Astro, 18 lipca 2024, 08:49
Będzie "na wschód", ale poważniej nie jest to takie proste... Wiesz zapewne jak średnio wieją wiatry na Ziemi (dla ilustracji: https://pl.wikipedia.org/wiki/Cyrkulacja_powietrza) i to trochę mówi o skali problemu. Weźmy takie pasaty - średnio wieją ze wschodu na zachód (upraszczając), ale co widzi obserwator z zewnątrz? Dla niego atmosfera ziemska obraca się zgodnie z kierunkiem rotacji Ziemi, czyli z zachodu na wschód (prędkość obrotowa na równiku to prawie 1700 km/h...). Dla gazowych olbrzymów jest podobnie, choć inaczej:
(ze strony https://courses.lumenlearning.com/suny-ncc-astronomy/chapter/atmospheres-of-the-giant-planets/, tam też opis)

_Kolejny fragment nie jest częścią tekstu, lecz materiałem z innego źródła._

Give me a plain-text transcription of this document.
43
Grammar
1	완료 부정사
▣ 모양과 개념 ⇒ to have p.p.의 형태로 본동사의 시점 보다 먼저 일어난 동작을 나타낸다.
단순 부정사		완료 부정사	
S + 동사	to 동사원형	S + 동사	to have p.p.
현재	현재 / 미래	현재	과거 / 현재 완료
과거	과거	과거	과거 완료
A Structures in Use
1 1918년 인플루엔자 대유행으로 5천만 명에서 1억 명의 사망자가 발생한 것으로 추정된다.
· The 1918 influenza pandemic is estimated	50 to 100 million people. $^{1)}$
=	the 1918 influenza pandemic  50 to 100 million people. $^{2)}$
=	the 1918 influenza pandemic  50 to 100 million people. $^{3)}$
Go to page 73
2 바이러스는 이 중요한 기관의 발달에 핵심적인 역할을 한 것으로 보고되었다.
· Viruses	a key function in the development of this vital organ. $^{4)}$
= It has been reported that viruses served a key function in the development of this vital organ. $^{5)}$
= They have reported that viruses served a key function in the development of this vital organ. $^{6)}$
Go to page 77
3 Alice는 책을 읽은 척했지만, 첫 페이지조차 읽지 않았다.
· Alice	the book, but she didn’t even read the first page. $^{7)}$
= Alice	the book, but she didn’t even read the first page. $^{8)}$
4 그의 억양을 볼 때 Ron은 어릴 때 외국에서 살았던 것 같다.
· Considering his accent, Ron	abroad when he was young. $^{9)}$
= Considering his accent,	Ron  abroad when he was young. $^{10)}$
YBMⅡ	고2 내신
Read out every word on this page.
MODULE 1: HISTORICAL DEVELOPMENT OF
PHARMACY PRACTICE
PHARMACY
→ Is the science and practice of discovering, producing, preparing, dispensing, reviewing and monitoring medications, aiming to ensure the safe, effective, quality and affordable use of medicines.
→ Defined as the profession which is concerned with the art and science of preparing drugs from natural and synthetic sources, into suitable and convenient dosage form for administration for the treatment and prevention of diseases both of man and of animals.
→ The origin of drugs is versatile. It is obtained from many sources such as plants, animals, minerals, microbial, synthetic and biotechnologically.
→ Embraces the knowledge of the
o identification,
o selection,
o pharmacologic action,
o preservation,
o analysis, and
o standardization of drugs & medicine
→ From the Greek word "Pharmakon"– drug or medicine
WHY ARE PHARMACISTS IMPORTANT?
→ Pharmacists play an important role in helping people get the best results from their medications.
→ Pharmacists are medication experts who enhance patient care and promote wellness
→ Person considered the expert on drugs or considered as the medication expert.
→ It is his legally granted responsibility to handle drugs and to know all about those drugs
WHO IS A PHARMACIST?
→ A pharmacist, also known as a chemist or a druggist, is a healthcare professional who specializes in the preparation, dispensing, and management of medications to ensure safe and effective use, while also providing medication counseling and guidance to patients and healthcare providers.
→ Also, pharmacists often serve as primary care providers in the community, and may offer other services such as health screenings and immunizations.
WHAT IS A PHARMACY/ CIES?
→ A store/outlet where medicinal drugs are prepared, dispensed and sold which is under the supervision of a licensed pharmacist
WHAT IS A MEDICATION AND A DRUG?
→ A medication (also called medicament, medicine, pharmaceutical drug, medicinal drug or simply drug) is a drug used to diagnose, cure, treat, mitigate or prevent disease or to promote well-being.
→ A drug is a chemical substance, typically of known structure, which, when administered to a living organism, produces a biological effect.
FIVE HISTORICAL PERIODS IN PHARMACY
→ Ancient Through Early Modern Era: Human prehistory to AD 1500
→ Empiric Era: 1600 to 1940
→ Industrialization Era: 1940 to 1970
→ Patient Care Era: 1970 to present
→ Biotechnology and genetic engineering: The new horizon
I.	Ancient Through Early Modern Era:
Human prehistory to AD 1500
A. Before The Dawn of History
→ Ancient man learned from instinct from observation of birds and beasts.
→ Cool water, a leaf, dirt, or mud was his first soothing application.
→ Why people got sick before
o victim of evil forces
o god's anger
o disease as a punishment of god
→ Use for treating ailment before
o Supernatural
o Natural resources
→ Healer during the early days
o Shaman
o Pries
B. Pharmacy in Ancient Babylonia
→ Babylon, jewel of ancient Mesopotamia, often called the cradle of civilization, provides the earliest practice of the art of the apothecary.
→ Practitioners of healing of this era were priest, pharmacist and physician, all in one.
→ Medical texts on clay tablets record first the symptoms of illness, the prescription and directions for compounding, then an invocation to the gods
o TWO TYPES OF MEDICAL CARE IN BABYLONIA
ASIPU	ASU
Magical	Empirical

Na koniec - dla gorących gazowych olbrzymów jest dużo drastyczniej.
Trochę babol mi wyszedł, ale było na szybko. Gazowe olbrzymy oczywiście nie mają powierzchni (chodzi o głębsze warstwy) i nie tyle chodzi przy rotacji synchronicznej o "powierzchnię oddalającą się od nas", co "obracającą się od nas".
czernm20, 18 lipca 2024, 20:57
Pierwsza myśl: znowu ktoś tworzy konto. W jakim celu? Druga myśl: rozmawiałem kilka dni temu o Krystynie Skarbek. Mam już dosyć tych kobiet. Klikam zdjęcie i widzę jak w sejmie się robiera jedna a inna pozuje do PE. Co dalej, będziecie dzwonić na mój numer telefonu?
Nie podam. Numer telefonu nie może być publiczny, bo jak ma Policjant listę telefonów to później bierze świadka i pyta: ten Ci sprzedał narkotyki, z tym rozmawiałeś? Wystarczy odebrać i powiedzieć "cześć" zamiast "z kim rozmawiam".
A i ostrzegam, bo na Krystynie Skarbek ciąży klątwa. Miała wiele romansów.